"BANDERAS ROTAS": UNA AUTOBIOGRAFÍA DE LABORDETA
Labordeta, que ya sabe mucho de cine, ha decidido contarnos la película de su vida, sus recuerdos reales e inventados, desde el Congreso de los Diputados. Desde allí, entre tantos rostros que no parecen excitarle, inicia su viaje en el tiempo: su Cinema paradiso de la memoria. Por cierto, algunos de los capítulos más divertidos y disparatados del volumen transcurren en los cines de barrio: allí descubre el sueño en la oscuridad y otros sueños menos etéreos: asiste a la revelación del sexo ajeno, y a aquellas sesiones del eructo más o menos anónimo. En la adolescencia de Labordeta se cambiaban los besos por los eructos. Los besos los borraban los curas en el cine Fuenclara, aunque la censura los hubiese permitido por su castidad. Alguien eructaba con estruendo y casi se paralizaba la película: los alborotadores acababan todos de patitas en la calle. Era una forma de transgresión y de combatir el aburrimiento de otra negra provincia de falangistas.
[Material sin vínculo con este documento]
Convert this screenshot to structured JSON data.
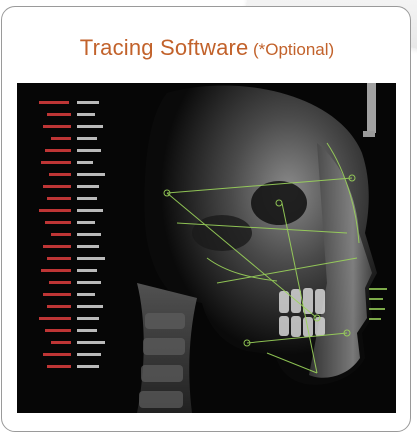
{
  "card": {
    "title_main": "Tracing Software",
    "title_sub": "(*Optional)"
  },
  "image": {
    "icon": "cephalometric-xray-tracing",
    "colors": {
      "title": "#c2622b",
      "tracing_lines": "#9bd45a",
      "labels_red": "#d23b3b",
      "labels_white": "#e8e8e8"
    }
  }
}
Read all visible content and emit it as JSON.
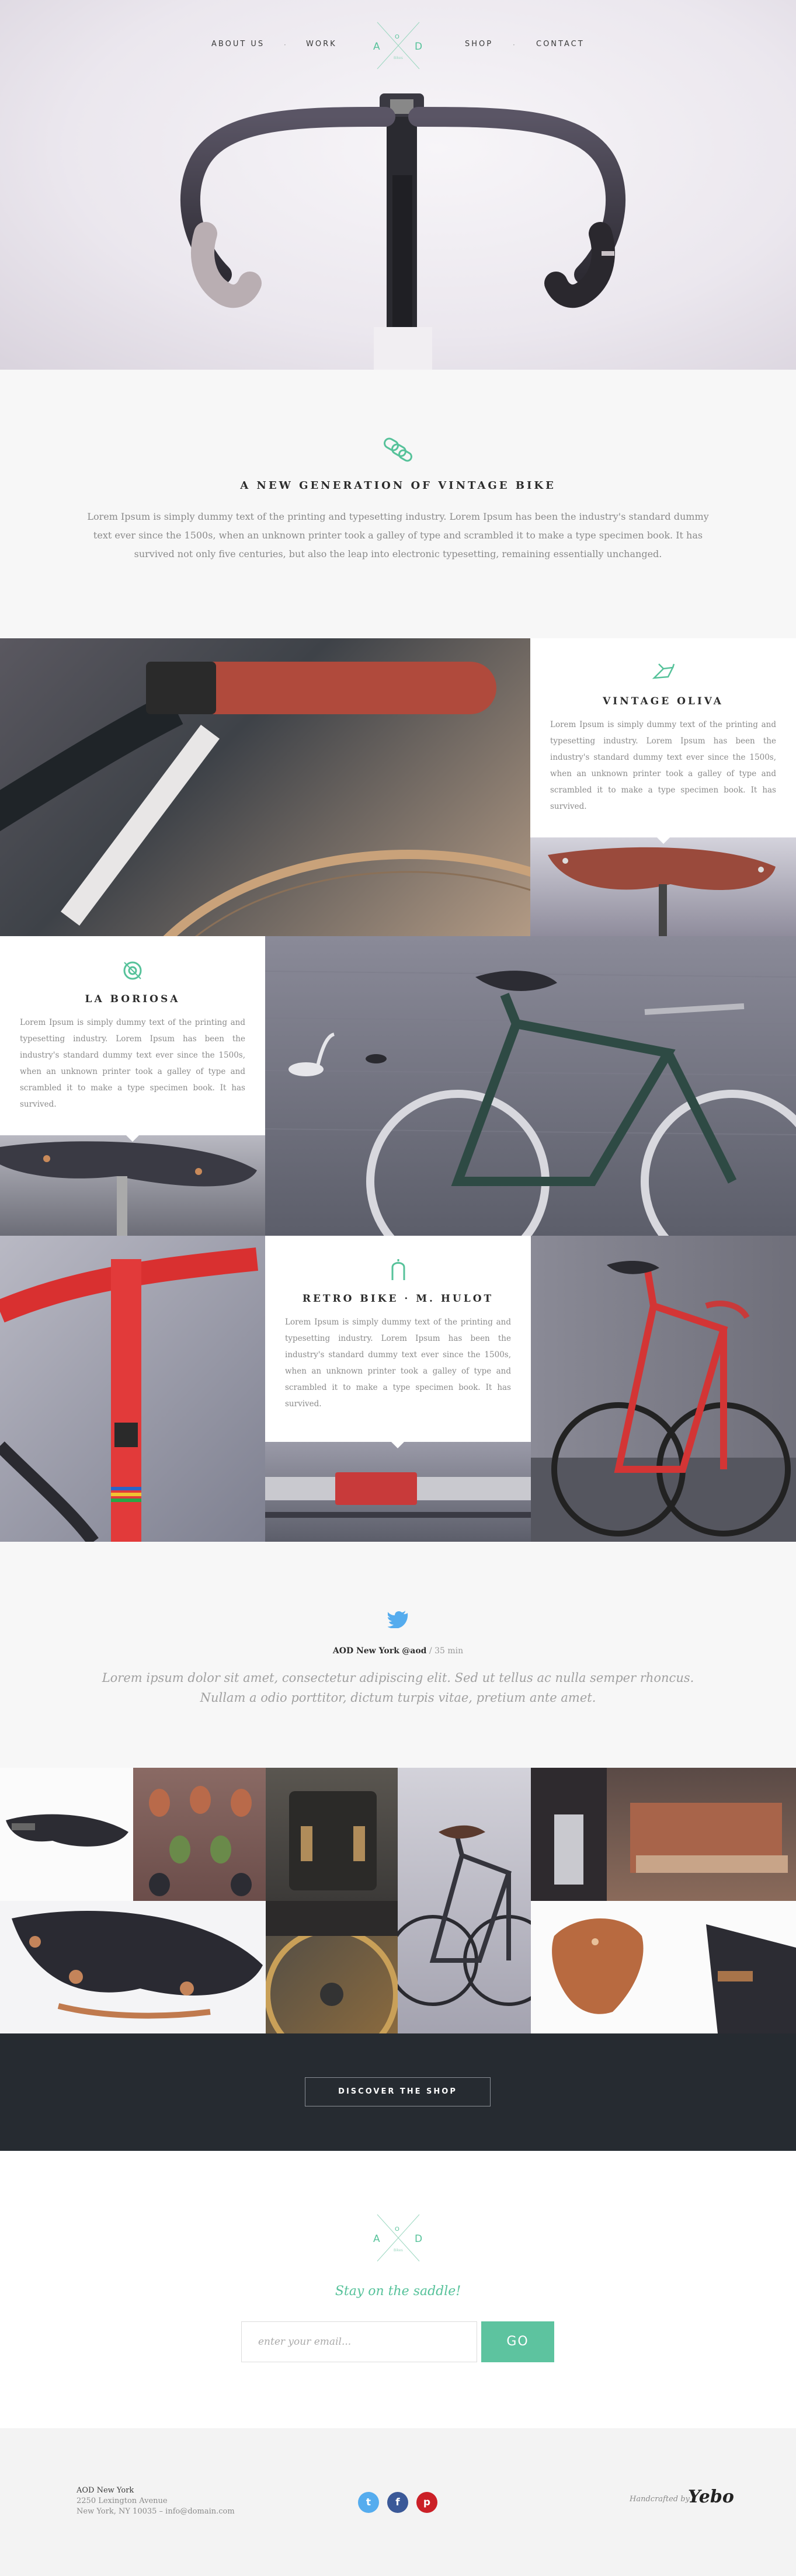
{
  "nav": {
    "items": [
      {
        "label": "ABOUT US"
      },
      {
        "label": "WORK"
      },
      {
        "label": "SHOP"
      },
      {
        "label": "CONTACT"
      }
    ],
    "separator": "·"
  },
  "logo": {
    "a": "A",
    "o": "O",
    "d": "D",
    "sub": "Bikes"
  },
  "intro": {
    "title": "A NEW GENERATION OF VINTAGE BIKE",
    "body": "Lorem Ipsum is simply dummy text of the printing and typesetting industry. Lorem Ipsum has been the industry's standard dummy text ever since the 1500s, when an unknown printer took a galley of type and scrambled it to make a type specimen book. It has survived not only five centuries, but also the leap into electronic typesetting, remaining essentially unchanged."
  },
  "cards": [
    {
      "title": "VINTAGE OLIVA",
      "body": "Lorem Ipsum is simply dummy text of the printing and typesetting industry. Lorem Ipsum has been the industry's standard dummy text ever since the 1500s, when an unknown printer took a galley of type and scrambled it to make a type specimen book. It has survived."
    },
    {
      "title": "LA BORIOSA",
      "body": "Lorem Ipsum is simply dummy text of the printing and typesetting industry. Lorem Ipsum has been the industry's standard dummy text ever since the 1500s, when an unknown printer took a galley of type and scrambled it to make a type specimen book. It has survived."
    },
    {
      "title": "RETRO BIKE · M. HULOT",
      "body": "Lorem Ipsum is simply dummy text of the printing and typesetting industry. Lorem Ipsum has been the industry's standard dummy text ever since the 1500s, when an unknown printer took a galley of type and scrambled it to make a type specimen book. It has survived."
    }
  ],
  "tweet": {
    "name": "AOD New York",
    "handle": "@aod",
    "time": "/ 35 min",
    "text": "Lorem ipsum dolor sit amet, consectetur adipiscing elit. Sed ut tellus ac nulla semper rhoncus. Nullam a odio porttitor, dictum turpis vitae, pretium ante amet."
  },
  "shop": {
    "button": "DISCOVER THE SHOP"
  },
  "newsletter": {
    "tagline": "Stay on the saddle!",
    "placeholder": "enter your email...",
    "button": "GO"
  },
  "footer": {
    "name": "AOD New York",
    "street": "2250 Lexington Avenue",
    "city_email": "New York, NY 10035 – info@domain.com",
    "social": [
      {
        "icon": "twitter-icon",
        "glyph": "t",
        "color": "#55acee"
      },
      {
        "icon": "facebook-icon",
        "glyph": "f",
        "color": "#3b5998"
      },
      {
        "icon": "pinterest-icon",
        "glyph": "p",
        "color": "#cb2027"
      }
    ],
    "handcrafted": "Handcrafted by",
    "brand": "Yebo"
  },
  "colors": {
    "accent": "#5dc39f",
    "dark": "#262b31",
    "twitter": "#55acee"
  }
}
Desde su escaño, emprende José Antonio la travesía: de atrás adelante, y desde el presente hacia el futuro. Y el pasado empieza con un equívoco junto a su utópico padre, que salvó del fusilamiento a unos jóvenes falangistas y estos le devolvieron el favor. Tan republicano debía parecer el veterano y patriarca latinista que un día se encontró con Domingo Miral, y éste le dijo: Labordeta, pensé que estaba usted haciendo guardia sobre los luceros. Continuamos con el equívoco: José Antonio, abandonado a rastras por los rincones con un solo año, creció con una obsesión. Le dijeron tantas veces que habían fusilado a Primo de Rivera, que él proclamó envuelto en pánico cuando su padre le anunció que se iban a Alicante: Que me fusilarán otra vez. No, que me fusilarán otra vez. No falta el capítulo de los paseos, los fusilamientos, las huidas provocados por la Guerra Civil, esa enciclopedia universal de la infamia a la puerta de casa. Pero además, en aquella España que fraguaba clandestinidades casi perfectas, Labordeta ingresó en el colegio alemán, donde se hacían pocos quebrados y se tocaba mucho la flauta travesera.
Lo curioso es que Labordeta no sabía escribir en castellano y sí en alemán. El día que se anunció que Alemania había perdido la Segunda Guerra Mundial, se percató de que cambiaba su vida: debía aprender a escribir como hablaba. Perdida la guerra, descubrí a Aragón. El chiquillo esquizofrénico que eran entonces recobraba la sensatez. Los veranos en Canfranc le alejaron de los nazis y le acercaron a la idea del paraíso: uno estaba aquí, en su propio lugar de veraneo, en Canfranc, en Echo, en la maravillosa selva de Oza. Y el otro se divisaba a lo lejos, tras las murallas de los Pirineos. Lo que se adivinaba al otro extremo era la libertad, la civilización, la alegría; y aquí uno debía resignarse a los amigos, a los primeros amores, a las primeras travesuras; algunas eran divertidas como ese juego de chinitas entre dos jóvenes enamorados que se estrellaron en el rostro de un venerable poeta llamado Beremundo Méndez, que se creía patrimonio nacional y recitaba sus versos ante un plato de migas a la pastora. Estuvo a punto de llevarlos a la cárcel.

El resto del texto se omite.